The provision that addresses the human rights abuses in Iran is contained in ‘Section 105’ of CISADA, which is titled ‘Imposition of Sanctions on Certain Persons Who are Responsible for or are Complicit in Human Rights Abuses Committed Against Citizens of Iran or their Family Members After the June 12, 2009, Elections in Iran’. In its complementing annexation, ‘Executive Order 13553 of September 28, 2010’ the targeted specified officials are listed as follows:
1. Mohammad Ali Jafari [Commander of the Islamic Revolutionary Guard Corps, born September 1, 1957]
2. Sadeq Mahsouli [Minister of Welfare and Social Security, former Minister of the Interior and Deputy Commander-in-Chief of the Armed Forces for Law Enforcement, born 1959]
3. Qolam-Hossein Mohseni-Ejei [Prosecutor-General of Iran, former Minister of Intelligence, born circa 1956]
4. Saeed Mortazavi [Head of Iranian Anti-Smuggling Task Force, former Prosecutor-General of Tehran, born 1967]
5. Heydar Moslehi [Minister of Intelligence, born 1956]
6. Mostafa Mohammad Najjar [Minister of the Interior and Deputy Commander-in-Chief of the Armed Forces for Law Enforcement, born 1956]
7. Ahmad-Reza Radan [Deputy Chief of the National Police, born 1963 or 1964]
8. Hossein Taeb [Deputy Islamic Revolutionary Guard Corps Commander for Intelligence, former Commander of the Basij Forces, born 1963]
At first glance this appears to be a positive step taken by the U.S. Government, given many Iranians who live in Iran constantly look to the outside world for any indication of support against the gross violations of human rights systematically inflicted against the people in Iran. Much can be presented on the above-listed motley crew; however, for the purposes of expediency, the role of Saeed Mortazavi in the gross human rights abuses will be brought to light. He is also known as the ‘Butcher of Evin’, as he was behind the many torture sessions of detainees, including the torture of the detained Iranian-Canadian photo-journalist Zahra Kazemi, who died in custody as a result of her injuries from the rape and beatings ordered by Mortazavi. For many, it would be a positive step if such travel bans and financial sanctions were also levied against the likes of President Ahmadinejad.

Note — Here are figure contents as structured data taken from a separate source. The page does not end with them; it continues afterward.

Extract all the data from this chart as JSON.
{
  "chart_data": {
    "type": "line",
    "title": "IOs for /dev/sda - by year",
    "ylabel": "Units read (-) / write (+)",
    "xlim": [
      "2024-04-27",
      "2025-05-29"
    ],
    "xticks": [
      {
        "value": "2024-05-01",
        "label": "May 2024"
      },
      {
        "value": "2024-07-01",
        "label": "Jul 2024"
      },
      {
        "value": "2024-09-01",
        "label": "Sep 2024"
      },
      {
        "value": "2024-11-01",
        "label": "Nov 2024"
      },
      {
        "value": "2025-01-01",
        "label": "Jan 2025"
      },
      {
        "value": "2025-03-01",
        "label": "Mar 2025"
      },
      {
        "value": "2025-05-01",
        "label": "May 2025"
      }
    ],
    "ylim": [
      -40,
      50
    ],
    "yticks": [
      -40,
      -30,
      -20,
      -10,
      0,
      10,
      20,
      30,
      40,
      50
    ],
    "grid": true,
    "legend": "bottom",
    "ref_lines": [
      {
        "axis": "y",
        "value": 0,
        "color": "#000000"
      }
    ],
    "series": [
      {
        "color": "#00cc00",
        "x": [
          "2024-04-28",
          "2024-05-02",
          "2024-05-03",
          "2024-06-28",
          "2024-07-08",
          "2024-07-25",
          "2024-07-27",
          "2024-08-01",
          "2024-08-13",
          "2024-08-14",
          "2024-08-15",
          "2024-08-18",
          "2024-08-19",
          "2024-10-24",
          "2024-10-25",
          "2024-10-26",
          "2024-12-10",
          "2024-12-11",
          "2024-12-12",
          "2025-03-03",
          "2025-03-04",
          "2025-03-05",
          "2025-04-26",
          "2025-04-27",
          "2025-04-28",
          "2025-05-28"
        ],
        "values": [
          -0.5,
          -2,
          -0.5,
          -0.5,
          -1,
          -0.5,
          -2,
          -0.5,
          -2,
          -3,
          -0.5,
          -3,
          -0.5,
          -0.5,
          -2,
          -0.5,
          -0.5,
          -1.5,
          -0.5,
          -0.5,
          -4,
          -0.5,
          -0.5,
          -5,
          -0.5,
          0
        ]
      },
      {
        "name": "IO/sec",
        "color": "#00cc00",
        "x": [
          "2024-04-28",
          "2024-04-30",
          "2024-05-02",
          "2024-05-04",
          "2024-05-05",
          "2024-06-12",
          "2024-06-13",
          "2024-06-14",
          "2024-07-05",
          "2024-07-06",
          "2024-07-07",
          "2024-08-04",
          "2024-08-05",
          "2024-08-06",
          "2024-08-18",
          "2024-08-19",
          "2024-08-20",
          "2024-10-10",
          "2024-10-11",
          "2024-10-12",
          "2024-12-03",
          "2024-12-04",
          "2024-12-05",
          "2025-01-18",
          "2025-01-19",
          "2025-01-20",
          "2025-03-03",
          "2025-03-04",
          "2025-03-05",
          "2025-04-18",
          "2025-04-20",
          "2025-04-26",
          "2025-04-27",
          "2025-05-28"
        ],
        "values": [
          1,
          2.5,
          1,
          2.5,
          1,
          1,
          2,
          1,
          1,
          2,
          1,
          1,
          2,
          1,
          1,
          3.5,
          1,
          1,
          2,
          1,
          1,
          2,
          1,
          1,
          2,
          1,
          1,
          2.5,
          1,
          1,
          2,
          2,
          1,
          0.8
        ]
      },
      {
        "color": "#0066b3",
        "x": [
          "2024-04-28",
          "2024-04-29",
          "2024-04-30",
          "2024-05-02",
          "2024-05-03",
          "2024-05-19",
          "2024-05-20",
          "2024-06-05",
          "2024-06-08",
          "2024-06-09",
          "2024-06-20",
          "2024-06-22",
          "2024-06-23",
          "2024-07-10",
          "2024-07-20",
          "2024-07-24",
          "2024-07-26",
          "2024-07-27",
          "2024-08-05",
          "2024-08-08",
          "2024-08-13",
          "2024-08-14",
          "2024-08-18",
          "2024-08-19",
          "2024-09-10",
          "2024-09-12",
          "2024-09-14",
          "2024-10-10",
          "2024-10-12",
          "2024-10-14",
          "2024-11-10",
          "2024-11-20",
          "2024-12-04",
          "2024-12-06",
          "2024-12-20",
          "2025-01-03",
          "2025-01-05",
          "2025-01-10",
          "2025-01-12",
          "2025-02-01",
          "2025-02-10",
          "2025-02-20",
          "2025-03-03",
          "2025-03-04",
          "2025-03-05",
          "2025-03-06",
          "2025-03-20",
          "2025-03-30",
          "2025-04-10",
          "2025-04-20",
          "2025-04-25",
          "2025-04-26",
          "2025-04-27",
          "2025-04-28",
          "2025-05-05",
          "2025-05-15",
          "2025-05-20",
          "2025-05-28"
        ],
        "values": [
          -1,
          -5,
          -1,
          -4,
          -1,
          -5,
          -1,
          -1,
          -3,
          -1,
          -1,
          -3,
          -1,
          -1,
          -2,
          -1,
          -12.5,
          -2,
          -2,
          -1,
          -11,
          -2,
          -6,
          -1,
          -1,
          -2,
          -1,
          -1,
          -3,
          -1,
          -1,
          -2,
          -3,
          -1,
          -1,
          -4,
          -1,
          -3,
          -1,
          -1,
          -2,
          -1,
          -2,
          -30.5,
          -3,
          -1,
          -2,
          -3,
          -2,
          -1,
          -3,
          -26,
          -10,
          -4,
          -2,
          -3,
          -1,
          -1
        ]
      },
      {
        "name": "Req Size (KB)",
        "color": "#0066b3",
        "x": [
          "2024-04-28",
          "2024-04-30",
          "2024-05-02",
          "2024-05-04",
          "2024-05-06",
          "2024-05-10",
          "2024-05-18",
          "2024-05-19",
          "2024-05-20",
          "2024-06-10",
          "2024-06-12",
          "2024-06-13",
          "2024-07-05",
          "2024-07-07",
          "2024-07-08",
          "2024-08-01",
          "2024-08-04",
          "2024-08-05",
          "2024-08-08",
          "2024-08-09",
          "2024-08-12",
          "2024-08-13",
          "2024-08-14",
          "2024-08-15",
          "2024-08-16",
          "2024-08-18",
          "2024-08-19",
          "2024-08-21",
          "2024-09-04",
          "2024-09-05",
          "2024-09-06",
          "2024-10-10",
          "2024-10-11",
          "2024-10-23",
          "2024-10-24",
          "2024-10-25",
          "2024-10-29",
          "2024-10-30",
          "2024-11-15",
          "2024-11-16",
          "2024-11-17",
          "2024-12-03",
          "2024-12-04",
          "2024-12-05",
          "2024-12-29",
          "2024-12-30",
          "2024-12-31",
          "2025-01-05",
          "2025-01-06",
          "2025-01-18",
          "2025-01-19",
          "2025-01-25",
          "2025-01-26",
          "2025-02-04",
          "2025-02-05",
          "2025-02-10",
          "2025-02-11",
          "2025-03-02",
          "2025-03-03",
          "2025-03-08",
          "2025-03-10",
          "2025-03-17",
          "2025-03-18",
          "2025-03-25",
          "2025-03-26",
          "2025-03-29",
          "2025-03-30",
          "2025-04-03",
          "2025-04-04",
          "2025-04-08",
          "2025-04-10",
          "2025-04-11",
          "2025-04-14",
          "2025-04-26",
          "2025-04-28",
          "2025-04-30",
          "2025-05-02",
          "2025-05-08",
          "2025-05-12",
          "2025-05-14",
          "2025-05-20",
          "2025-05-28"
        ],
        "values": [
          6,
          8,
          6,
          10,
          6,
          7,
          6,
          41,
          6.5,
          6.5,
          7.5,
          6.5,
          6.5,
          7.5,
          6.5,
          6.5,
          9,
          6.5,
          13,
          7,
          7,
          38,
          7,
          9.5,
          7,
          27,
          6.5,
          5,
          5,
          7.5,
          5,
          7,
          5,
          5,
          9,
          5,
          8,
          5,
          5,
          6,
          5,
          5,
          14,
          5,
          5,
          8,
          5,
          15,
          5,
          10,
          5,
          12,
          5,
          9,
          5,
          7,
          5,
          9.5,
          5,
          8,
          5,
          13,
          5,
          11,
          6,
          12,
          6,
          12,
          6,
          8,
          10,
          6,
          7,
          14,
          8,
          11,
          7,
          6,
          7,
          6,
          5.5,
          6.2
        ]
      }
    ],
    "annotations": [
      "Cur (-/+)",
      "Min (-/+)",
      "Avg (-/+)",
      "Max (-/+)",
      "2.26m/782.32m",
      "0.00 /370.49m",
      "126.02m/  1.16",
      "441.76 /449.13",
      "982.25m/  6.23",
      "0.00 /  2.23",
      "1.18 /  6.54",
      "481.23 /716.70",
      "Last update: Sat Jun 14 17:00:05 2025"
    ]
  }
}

Let us not become complacent, more assertive diplomacy is needed in order to effectively address the ongoing IRI human rights violations. Recently, the United Nations’ General Assembly’s Third Committee expressed “deep concern at serious ongoing and recurring human rights violations” during its Sixty-fifth Session in document A/C.3/65/L.49. This serves only to remind the IRI authorities that the international community is dissatisfied with the IRI’s human rights record, but offers no compelling influence. Perhaps the UN General Assembly, in accordance with the United Nations Charter, would refer the matter to the United Nations Security Council for consideration in establishing effective forceful diplomacy measures that fall short of military intervention; the Security Council was effective in imposing sanctions in addressing the human rights abuses previously in Southern Rhodesia and South Africa. The more assertive action the international community endorses in coercing the IRI to abide by the standards of human rights depicted in the Universal Declaration of Human Rights, the more robust shall be the protection and promotion of human rights world-wide.